Идеи стоицизма наложили отпечаток и на обе его знаменитые оды «К самому себе». Как известно, Джонсона-драматурга в последние годы жизни преследовали неудачи. В английском театре стала модной чуждая ему барочная драма, да и сами его поздние комедии во многом уступали более ранним пьесам. Джонсон эти неудачи воспринимал болезненно. В одах он прощается со «шлюхой-сценой», где царят те же нравы, что и в обществе. Но бездействие губительно, художник все равно не должен прекращать свой труд, иначе он потеряет себя. Отвернувшись от театра, Джонсон обращается к поэзии. Образ стоика-мудреца, неподвластного бурям судьбы, ассоциируется для него с высоким призванием художника, бескомпромиссно служащего искусству и не стремящегося угодить прихотям невежд:
Ты лирою своей
Вновь песню разбуди
И, словно Прометей,
Огонь для всех людей
У неба укради.
Афина и тебе поможет, подожди.
Пока же век нечуткий
Еще у лжи во власти,
Не создавай и шутки
Для сцены-проститутки,
Тогда хотя б отчасти
Ты избежишь копыт осла и волчьей пасти.
Если Донн никогда не стремился напечатать свои стихи, предназначая их для досуга таких же любителей поэзии, как и он сам, то Джонсон смотрел на себя как на профессионала, целиком посвятившего жизнь искусству. Свои стихи он тщательно готовил к публикации, предназначая их не просто любителям, но истинным знатокам поэзии. Тем выше, по его мнению, должен быть их уровень, тем глубже мысль. Только тогда поэзия будет не удовлетворением сиюминутной прихоти, но станет достоянием грядущих поколений.

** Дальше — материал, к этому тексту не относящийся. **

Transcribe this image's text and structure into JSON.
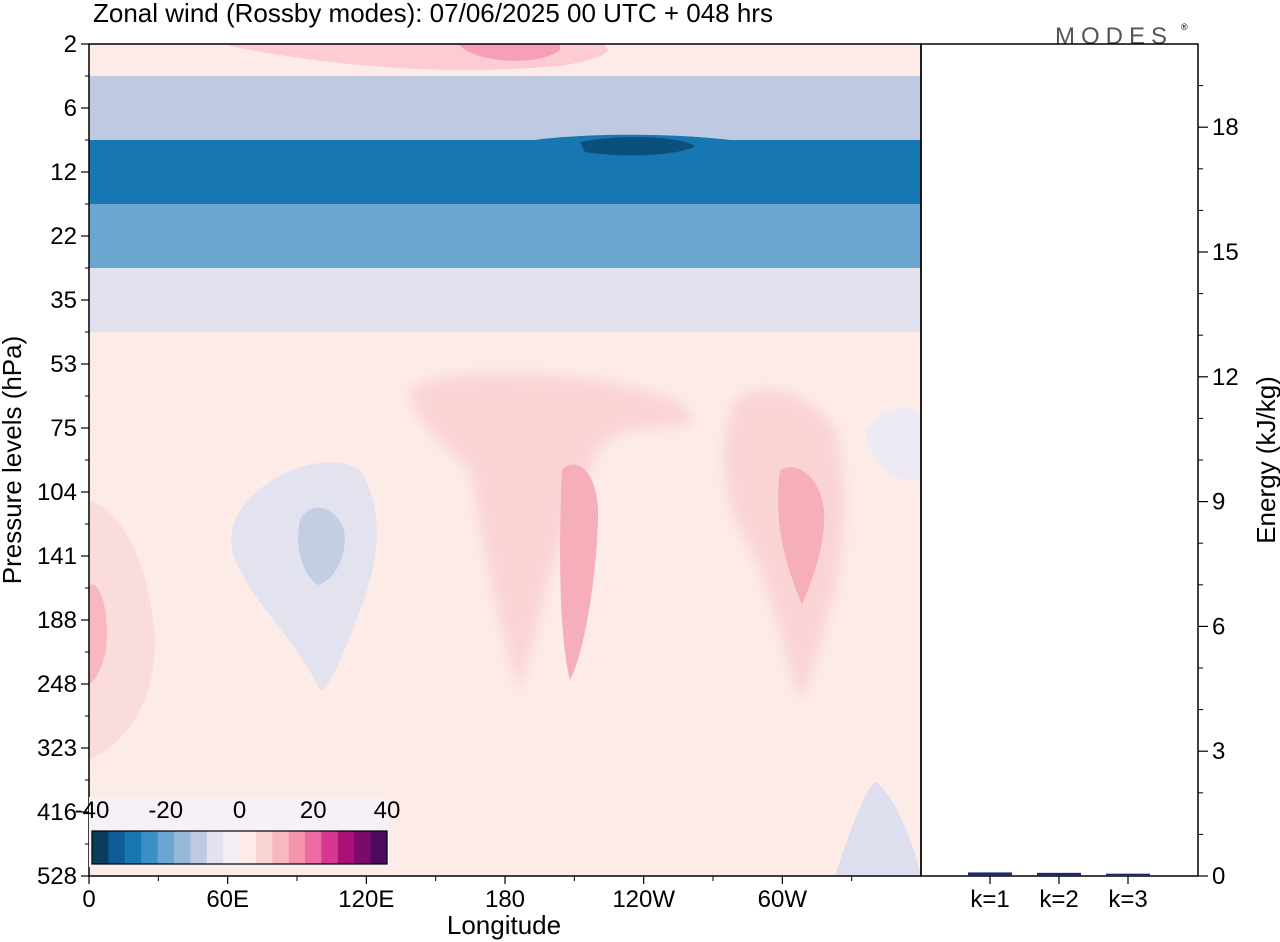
{
  "header": {
    "title": "Zonal wind (Rossby modes):  07/06/2025  00 UTC  + 048 hrs",
    "logo": "MODES"
  },
  "colors": {
    "diverging_scale": [
      "#0b3d5e",
      "#0e5e95",
      "#1677b3",
      "#3a8fc4",
      "#6aa6cf",
      "#98b8d8",
      "#c0c9e2",
      "#e2e2ef",
      "#f3eef5",
      "#fdebe8",
      "#fbd3d4",
      "#f9b7bf",
      "#f593ac",
      "#ee6aa3",
      "#d6388f",
      "#aa0e77",
      "#7a0a6c",
      "#4d0a5f"
    ],
    "frame": "#000000",
    "energy_bar": "#1a2a6c"
  },
  "chart_data": [
    {
      "type": "heatmap",
      "title": "Zonal wind (Rossby modes):  07/06/2025  00 UTC  + 048 hrs",
      "xlabel": "Longitude",
      "ylabel": "Pressure levels (hPa)",
      "x_tick_labels": [
        "0",
        "60E",
        "120E",
        "180",
        "120W",
        "60W"
      ],
      "y_tick_labels": [
        "2",
        "6",
        "12",
        "22",
        "35",
        "53",
        "75",
        "104",
        "141",
        "188",
        "248",
        "323",
        "416",
        "528"
      ],
      "colorbar": {
        "tick_labels": [
          "-40",
          "-20",
          "0",
          "20",
          "40"
        ],
        "range": [
          -40,
          40
        ],
        "step": 5
      },
      "bands": [
        {
          "level": "2",
          "zonal_wind": 4
        },
        {
          "level": "6",
          "zonal_wind": -12
        },
        {
          "level": "12",
          "zonal_wind": -28
        },
        {
          "level": "22",
          "zonal_wind": -20
        },
        {
          "level": "35",
          "zonal_wind": -8
        },
        {
          "level": "53",
          "zonal_wind": 1
        },
        {
          "level": "75",
          "zonal_wind": 3
        },
        {
          "level": "104",
          "zonal_wind": 3
        },
        {
          "level": "141",
          "zonal_wind": 2
        },
        {
          "level": "188",
          "zonal_wind": 2
        },
        {
          "level": "248",
          "zonal_wind": 1
        },
        {
          "level": "323",
          "zonal_wind": 0
        },
        {
          "level": "416",
          "zonal_wind": 0
        },
        {
          "level": "528",
          "zonal_wind": 0
        }
      ]
    },
    {
      "type": "bar",
      "ylabel": "Energy (kJ/kg)",
      "categories": [
        "k=1",
        "k=2",
        "k=3"
      ],
      "values": [
        0.05,
        0.04,
        0.02
      ],
      "ylim": [
        0,
        20
      ],
      "y_tick_labels": [
        "0",
        "3",
        "6",
        "9",
        "12",
        "15",
        "18"
      ]
    }
  ]
}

В поздний период сатира Джонсона становится более едкой и целенаправленной. Инвективы поэта теперь часто направлены против конкретных лиц (таких, например, как известный художник Иниго Джонс). Полной мерой воздается современному «немощному и дряблому» миру, где более нет места высоким идеалам:
Весь здешний мир замешан на дрожжах
Безумства, и царит в его садах
Безудержное буйство сорных трав,
Учение Создателя поправ.
Мир закоснел в распутстве и грехах,
И чужд ему небесной кары страх.
Все доброе опошлено. На всем
Печать двуличья. То, что мы зовем
Сегодня дружбой, — скрытая вражда.
Нет ни стыда, ни правого суда.
Молчит закон. Утехи лишь одни
Желанны тем, для коих честь сродни
Игрушке. Шутовства и чванства смесь
Вот их величье. И в почете здесь
Обжора, франт да толстая мошна,
Что похоть их обслуживать должна.
«Послание к другу, убеждающее его отправиться на войну»
В подобных строках Джонсона отчетливо звучат пессимистические ноты, которые подчас даже перевешивают неостоический пафос его поэзии, наделяя ее характерными чертами маньеризма.